We need like a de-Baathification program, a de-woke-ification program.”
“I think Trump is going to run again in
2024,” he said. “I think that what Trump should do, if I was giving him one
piece of advice: Fire every single midlevel bureaucrat, every civil servant in
the administrative state, replace them with our people.”
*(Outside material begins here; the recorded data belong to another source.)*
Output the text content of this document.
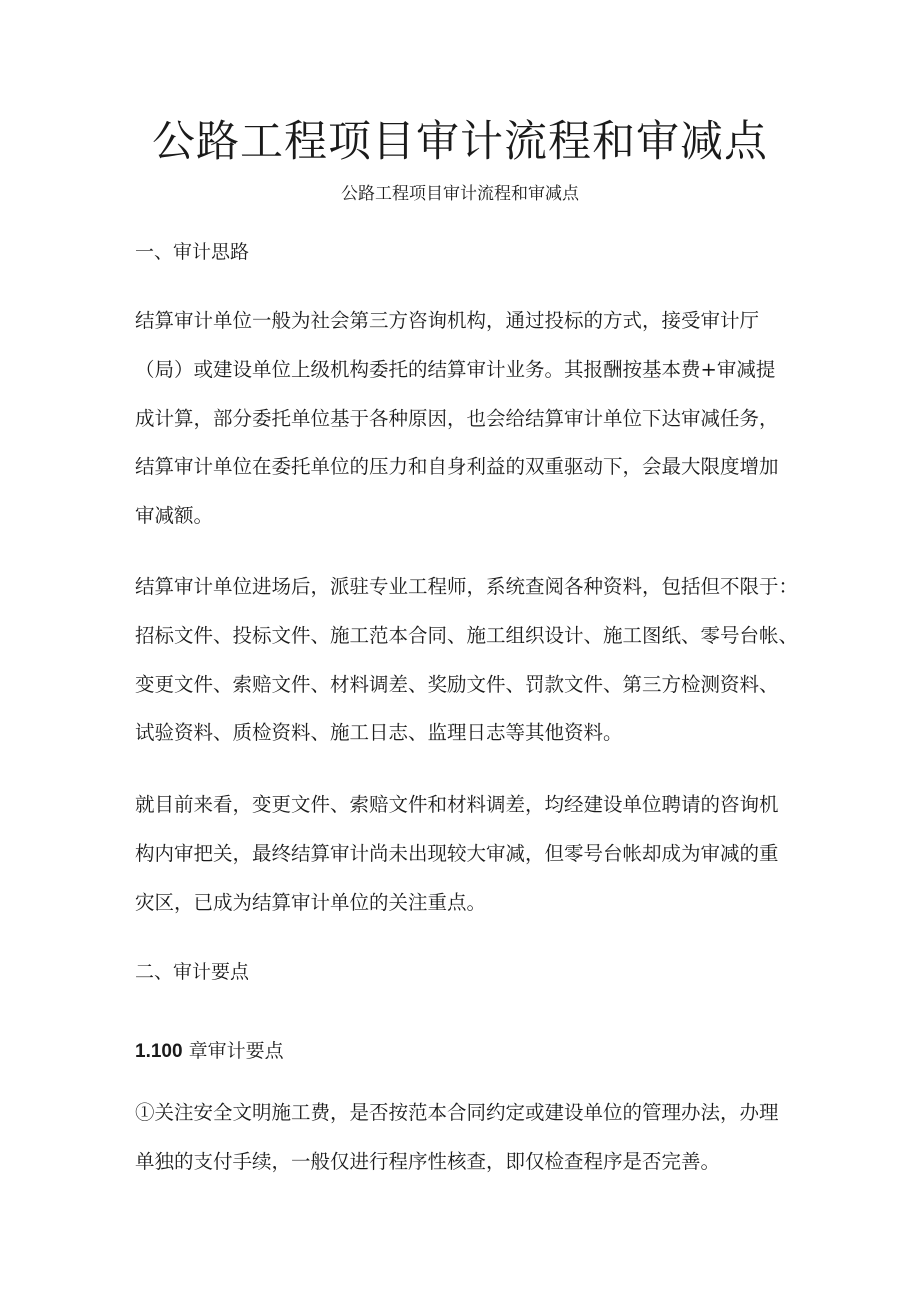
公路工程项目审计流程和审减点
公路工程项目审计流程和审减点
一、审计思路
结算审计单位一般为社会第三方咨询机构，通过投标的方式，接受审计厅
（局）或建设单位上级机构委托的结算审计业务。其报酬按基本费+审减提
成计算，部分委托单位基于各种原因，也会给结算审计单位下达审减任务，
结算审计单位在委托单位的压力和自身利益的双重驱动下，会最大限度增加
审减额。
结算审计单位进场后，派驻专业工程师，系统查阅各种资料，包括但不限于：
招标文件、投标文件、施工范本合同、施工组织设计、施工图纸、零号台帐、
变更文件、索赔文件、材料调差、奖励文件、罚款文件、第三方检测资料、
试验资料、质检资料、施工日志、监理日志等其他资料。
就目前来看，变更文件、索赔文件和材料调差，均经建设单位聘请的咨询机
构内审把关，最终结算审计尚未出现较大审减，但零号台帐却成为审减的重
灾区，已成为结算审计单位的关注重点。
二、审计要点
1.100 章审计要点
①关注安全文明施工费，是否按范本合同约定或建设单位的管理办法，办理
单独的支付手续，一般仅进行程序性核查，即仅检查程序是否完善。
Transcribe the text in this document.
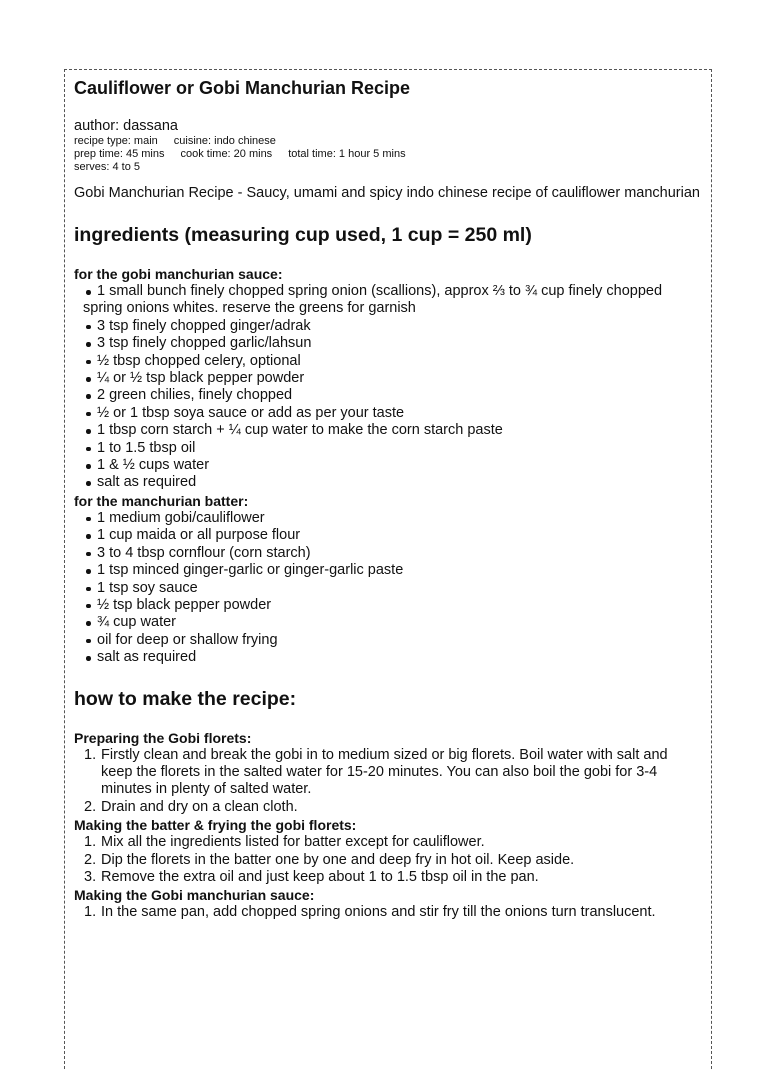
Cauliflower or Gobi Manchurian Recipe

author: dassana

recipe type: main cuisine: indo chinese

prep time: 45 mins cook time: 20 mins total time: 1 hour 5 mins

serves: 4 to 5

Gobi Manchurian Recipe - Saucy, umami and spicy indo chinese recipe of cauliflower manchurian

ingredients (measuring cup used, 1 cup = 250 ml)
for the gobi manchurian sauce:
1 small bunch finely chopped spring onion (scallions), approx ⅔ to ¾ cup finely chopped spring onions whites. reserve the greens for garnish
3 tsp finely chopped ginger/adrak
3 tsp finely chopped garlic/lahsun
½ tbsp chopped celery, optional
¼ or ½ tsp black pepper powder
2 green chilies, finely chopped
½ or 1 tbsp soya sauce or add as per your taste
1 tbsp corn starch + ¼ cup water to make the corn starch paste
1 to 1.5 tbsp oil
1 & ½ cups water
salt as required
for the manchurian batter:
1 medium gobi/cauliflower
1 cup maida or all purpose flour
3 to 4 tbsp cornflour (corn starch)
1 tsp minced ginger-garlic or ginger-garlic paste
1 tsp soy sauce
½ tsp black pepper powder
¾ cup water
oil for deep or shallow frying
salt as required
how to make the recipe:
Preparing the Gobi florets:
Firstly clean and break the gobi in to medium sized or big florets. Boil water with salt and keep the florets in the salted water for 15-20 minutes. You can also boil the gobi for 3-4 minutes in plenty of salted water.
Drain and dry on a clean cloth.
Making the batter & frying the gobi florets:
Mix all the ingredients listed for batter except for cauliflower.
Dip the florets in the batter one by one and deep fry in hot oil. Keep aside.
Remove the extra oil and just keep about 1 to 1.5 tbsp oil in the pan.
Making the Gobi manchurian sauce:
In the same pan, add chopped spring onions and stir fry till the onions turn translucent.
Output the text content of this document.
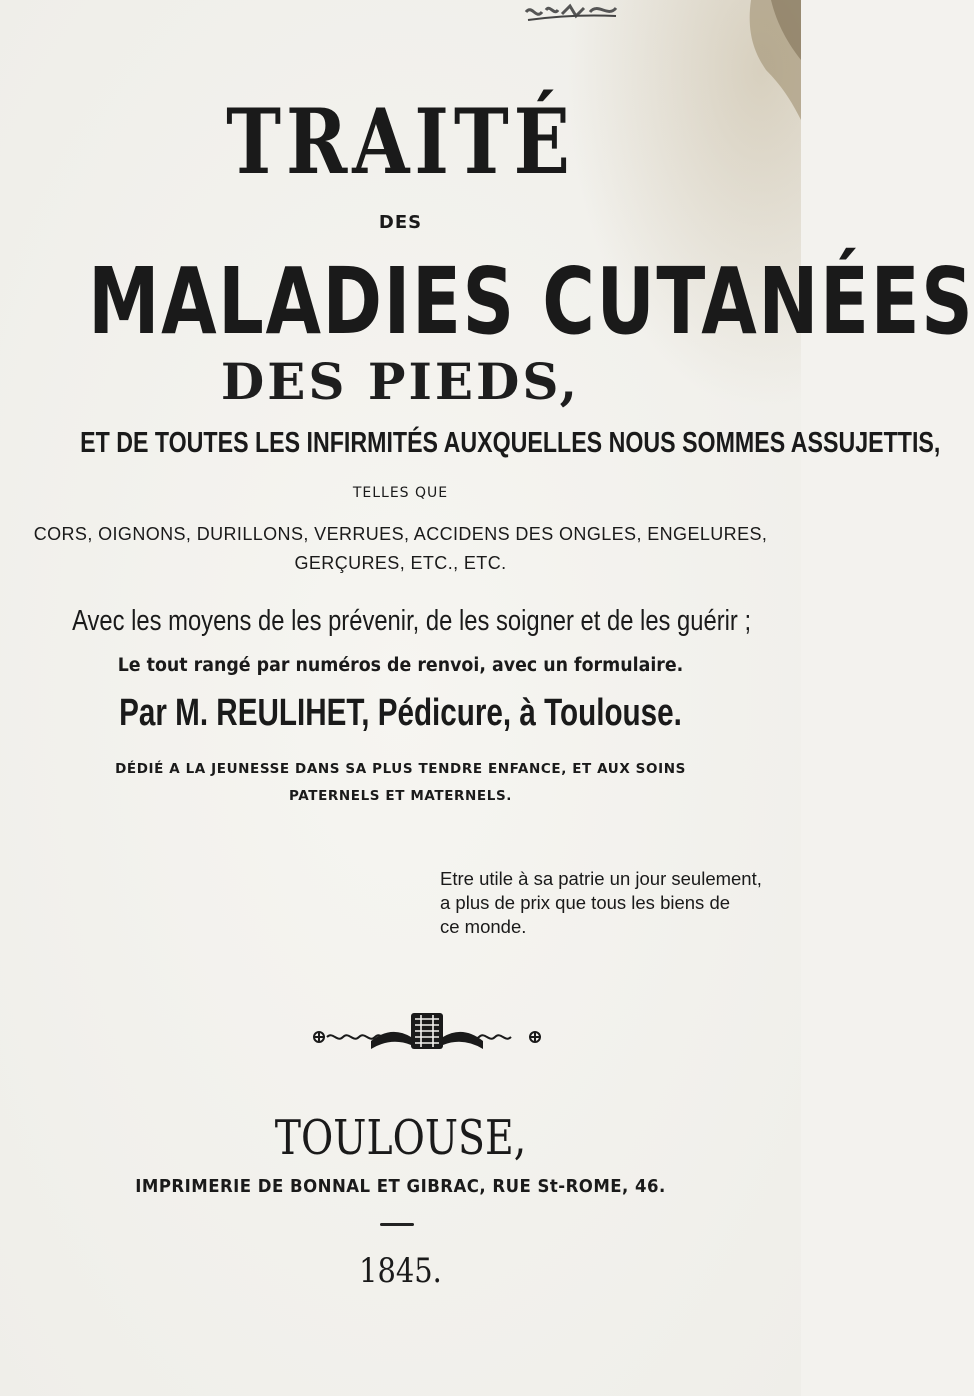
TRAITÉ
DES
MALADIES CUTANÉES
DES PIEDS,
ET DE TOUTES LES INFIRMITÉS AUXQUELLES NOUS SOMMES ASSUJETTIS,
TELLES QUE
CORS, OIGNONS, DURILLONS, VERRUES, ACCIDENS DES ONGLES, ENGELURES,
GERÇURES, ETC., ETC.
Avec les moyens de les prévenir, de les soigner et de les guérir ;
Le tout rangé par numéros de renvoi, avec un formulaire.
Par M. REULIHET, Pédicure, à Toulouse.
DÉDIÉ A LA JEUNESSE DANS SA PLUS TENDRE ENFANCE, ET AUX SOINS
PATERNELS ET MATERNELS.
Etre utile à sa patrie un jour seulement,
a plus de prix que tous les biens de
ce monde.
TOULOUSE,
IMPRIMERIE DE BONNAL ET GIBRAC, RUE St-ROME, 46.
1845.
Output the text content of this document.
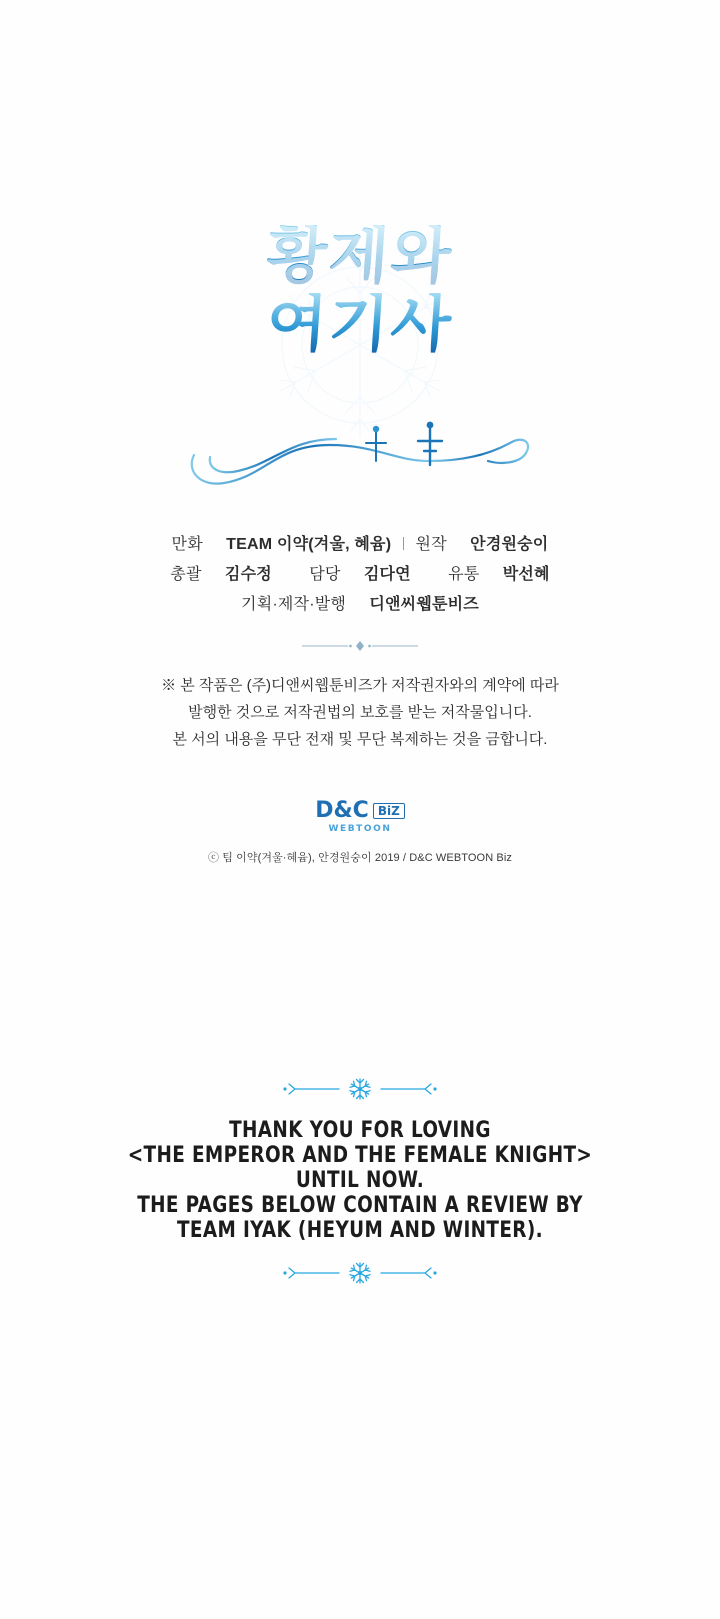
황제와
여기사
만화 TEAM 이약(겨울, 혜윰) 원작 안경원숭이
총괄 김수정 담당 김다연 유통 박선혜
기획·제작·발행 디앤씨웹툰비즈

※ 본 작품은 (주)디앤씨웹툰비즈가 저작권자와의 계약에 따라

발행한 것으로 저작권법의 보호를 받는 저작물입니다.

본 서의 내용을 무단 전재 및 무단 복제하는 것을 금합니다.

D&C BiZ
WEBTOON
ⓒ 팀 이약(겨울·혜윰), 안경원숭이 2019 / D&C WEBTOON Biz

THANK YOU FOR LOVING

<THE EMPEROR AND THE FEMALE KNIGHT>

UNTIL NOW.

THE PAGES BELOW CONTAIN A REVIEW BY

TEAM IYAK (HEYUM AND WINTER).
“And when the courts stop you,” he went on,
“stand before the country, and say—” he quoted Andrew Jackson, giving a
challenge to the entire constitutional order—“the chief justice has made his
ruling. Now let him enforce it.”
…
“We are in a late republican period,” Vance
said later, evoking the common New Right view of America as Rome awaiting its
Caesar. “If we’re going to push back against it, we’re going to have to get
pretty wild, and pretty far out there, and go in directions that a lot of
conservatives right now are uncomfortable with.”
That’s
cartoon villainy. Not as cartoonish as Vladimir Putin’s version, naturally, but
pro-Ukraine Republicans might reasonably calculate that defeating authoritarian
Russian villainy abroad will make the homegrown version that much less
palatable to American voters as an electoral proposition.
Bear
in mind too that those Republicans have put up with a lot of
petty villainy from the leader of their own party with respect to Russia in the
past eight years. Trump critics can quote chapter and verse on that—the Helsinki fiasco,
the apologetics for
Putin’s bloodlust,
the half-joke about hacking
Hillary Clinton’s emails—but there are always obnoxious new episodes to
catalog. When he finally piped up about Russian opposition leader Alexei
Navalny’s recent demise on Monday, for example, Trump not only declined to
mention Putin, he adopted the vague Kremlin talking point that the dissident
had suffered a
“sudden death.”
Old-guard
Republicans have watched the party of Reagan become the party of a man who not
only spins for Russia, who not only admires Russian ruthlessness openly, but
who, to an unnerving degree, seems to treat moral questions in all facets of
life as transactional matters. They’ve learned to swallow their disgust at him
in the name of keeping their jobs, but is it so hard to believe that they might
occasionally choke on their own bile when he or one of his unsavory acolytes
seems a little too obsequious toward Putin?
The
war in Ukraine is a moral travesty of unusual enormity. It’s a war of conquest,
transparently; the man responsible for it is a glorified mafia boss turned
nationalist lunatic high on his own supply of mystical propaganda; his army
targets noncombatants deliberately and indiscriminately; and the gratuitous
atrocities they perpetrate on their victims seem almost lab-designed to
inflict maximum
emotional cruelty.
Imagine
being an old-guard Republican, watching all of that play out, while at the same
time, your populist GOP colleagues in the Senate gradually drift toward the pro-Russian
position. You might snap. That could be as innocuous as sending an angry
tweet at a media figure who can make your life in politics uncomfortable, as
Thom Tillis did—or it could be something as significant as defying Trump’s base
by voting for a new Ukraine aid package even if it makes Putinist simps
unhappy.
That’s
what happened in the Senate, I think, and what’ll happen in the House among
old-guard Republicans if they can figure out a way to get the Senate bill on
the floor. Traditional conservatives have an almost infinite
capacity to digest post-liberal populist sleaze in the name of holding the GOP
coalition together and, more importantly, keeping their jobs. Almost.
But
not quite. In foreign-policy matters of life and death like Ukraine, conscience
still has a chance to win out over Trump’s political influence.
Enjoy
it while it lasts. As the old guard ages out of Congress and is replaced by
more J. D. Vances and Matt Gaetzes who owe their political success to Trump’s
favor, the faction of Republicans willing to preserve the Pax Americana will
dwindle, flicker, and ultimately blink out. At least until some new foreign
crisis revives hawkishness on the American right.